Attached is the report card written by your middle-schooler evaluating the skills and learning of that student’s instructors. We think you’ll agree that this “reverse” report card is more representative of present-day realities, where it really is the kids who are doing the teaching.
“Voices and Visions: The Literature of the Oppressed”
Instructor: Margaret Talbot-McKee
Ms. Talbot-McKee — known to her students as “Meg” — is a fine teacher who shows some real promise. She connects well to the students, and with this student in particular made great strides in communication, woke-awareness, leniency with deadlines, and the willingness to listen, and grade papers, without judgment or grades.
While Meg has been in many ways a valuable member of the Wakanda Middle School community, I am still troubled by the thoughtless inclusion of cis-gendered white-male discourses in the curriculum, especially since many of them are quite long and have difficult (and therefore oppressive) words.
It is therefore deeply regrettable that I must ask that Meg be removed from her position as one of my instructors in language arts until such time as she aligns her course workload with my busy schedule of activism and social outreach.
“The Physical World: An Inquiry into the Scientific Method”

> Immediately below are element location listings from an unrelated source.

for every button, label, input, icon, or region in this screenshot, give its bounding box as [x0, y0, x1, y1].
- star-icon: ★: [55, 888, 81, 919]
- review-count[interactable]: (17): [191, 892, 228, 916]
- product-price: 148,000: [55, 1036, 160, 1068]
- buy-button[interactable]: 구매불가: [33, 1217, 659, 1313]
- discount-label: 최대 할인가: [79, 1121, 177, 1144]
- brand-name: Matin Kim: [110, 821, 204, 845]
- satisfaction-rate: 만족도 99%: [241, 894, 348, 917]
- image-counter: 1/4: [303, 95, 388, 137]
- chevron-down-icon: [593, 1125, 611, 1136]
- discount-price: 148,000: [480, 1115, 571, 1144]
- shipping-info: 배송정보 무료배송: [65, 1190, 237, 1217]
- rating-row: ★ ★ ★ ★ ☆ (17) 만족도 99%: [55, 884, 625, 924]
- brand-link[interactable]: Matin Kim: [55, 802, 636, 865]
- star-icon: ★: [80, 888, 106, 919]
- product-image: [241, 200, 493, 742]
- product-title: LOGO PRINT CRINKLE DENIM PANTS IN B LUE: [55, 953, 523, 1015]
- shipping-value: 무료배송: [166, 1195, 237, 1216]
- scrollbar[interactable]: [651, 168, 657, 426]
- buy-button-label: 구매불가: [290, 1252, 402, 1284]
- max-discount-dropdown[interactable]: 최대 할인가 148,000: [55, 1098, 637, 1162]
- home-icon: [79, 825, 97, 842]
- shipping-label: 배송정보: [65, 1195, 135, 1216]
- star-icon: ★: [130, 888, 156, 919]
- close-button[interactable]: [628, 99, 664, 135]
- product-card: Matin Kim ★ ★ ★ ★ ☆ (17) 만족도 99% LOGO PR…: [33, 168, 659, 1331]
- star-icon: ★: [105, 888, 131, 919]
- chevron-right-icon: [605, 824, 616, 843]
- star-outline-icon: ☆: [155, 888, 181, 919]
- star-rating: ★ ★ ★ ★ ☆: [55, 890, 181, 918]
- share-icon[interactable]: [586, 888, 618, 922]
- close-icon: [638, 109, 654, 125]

Instructor: Dr. Frank Cropper
Dr. Cropper, or “Frankie,” as he is known, is a charming and entertaining teacher who would be more effective if he did not insist on experimentation, evidence, and the timely completion of assignments. Frankie’s classroom is a lively and unstructured space — replete with burning thingies and glass cups and whatnot for boiling stuff and mixing this and that — and his often tiresome insistence on “lab reports” —
which remain a mystery — only takes away from the creative expression of his students as they mix whatever’s at hand and set it on fire.
What should be a fun and stress-free 50 minutes becomes instead a problematic and stifling experience.
“Preparation for Algebra”
Instructor: Theresa Sanchez
Theresa is one of the most popular teachers at Wakanda, which is a shame because I did not manage to attend any of her well-known (and, it turns out, required) classes in introductory algebra. This is as much my fault as it is Theresa’s, though perhaps Theresa could brainstorm with me on ways in which she might improve her course’s appeal.
I recommend that Theresa be placed on academic probation until such time as she figures out a way to make pre-algebra not so tedious.
“American History, 1600–1865”
Instructor: Barry Lewman
Barry is a disruptive and reactionary presence on campus, an almost perpetual problem area for students of all grade levels and gender expressions. Barry has been a loud and often strident voice opposing almost every student-led reform — he was against the instituting of the Tuesday All-Day Movie Day school-wide film-appreciation festival, he fought the new school policy of randomizing gender assignments for incoming students, he refused to comply with the Reflective Friday Initiative canceling all formal school activities on Fridays, and worse, he insists on continuing to teach American history, despite its tendency to trigger students and create an unsafe atmosphere.
I therefore have to insist that Barry undergo retraining to improve his sensitivity and obedience to the students in his class.
“Introduction to Television Appearances”
Instructor: Jenna Golden
Jenna is a delight! Her class is a popular and thorough introduction to the challenges and pitfalls of making appearances on television news programs. While I was forced to miss many of her classes — ironically, I was appearing on television news programs — her simple, easy-to-read laminated card reminded me of the basics: Keep hand gestures to a minimum, be mindful of the back of your jacket riding up, and always be aware of which camera is “hot” and which is “cold.”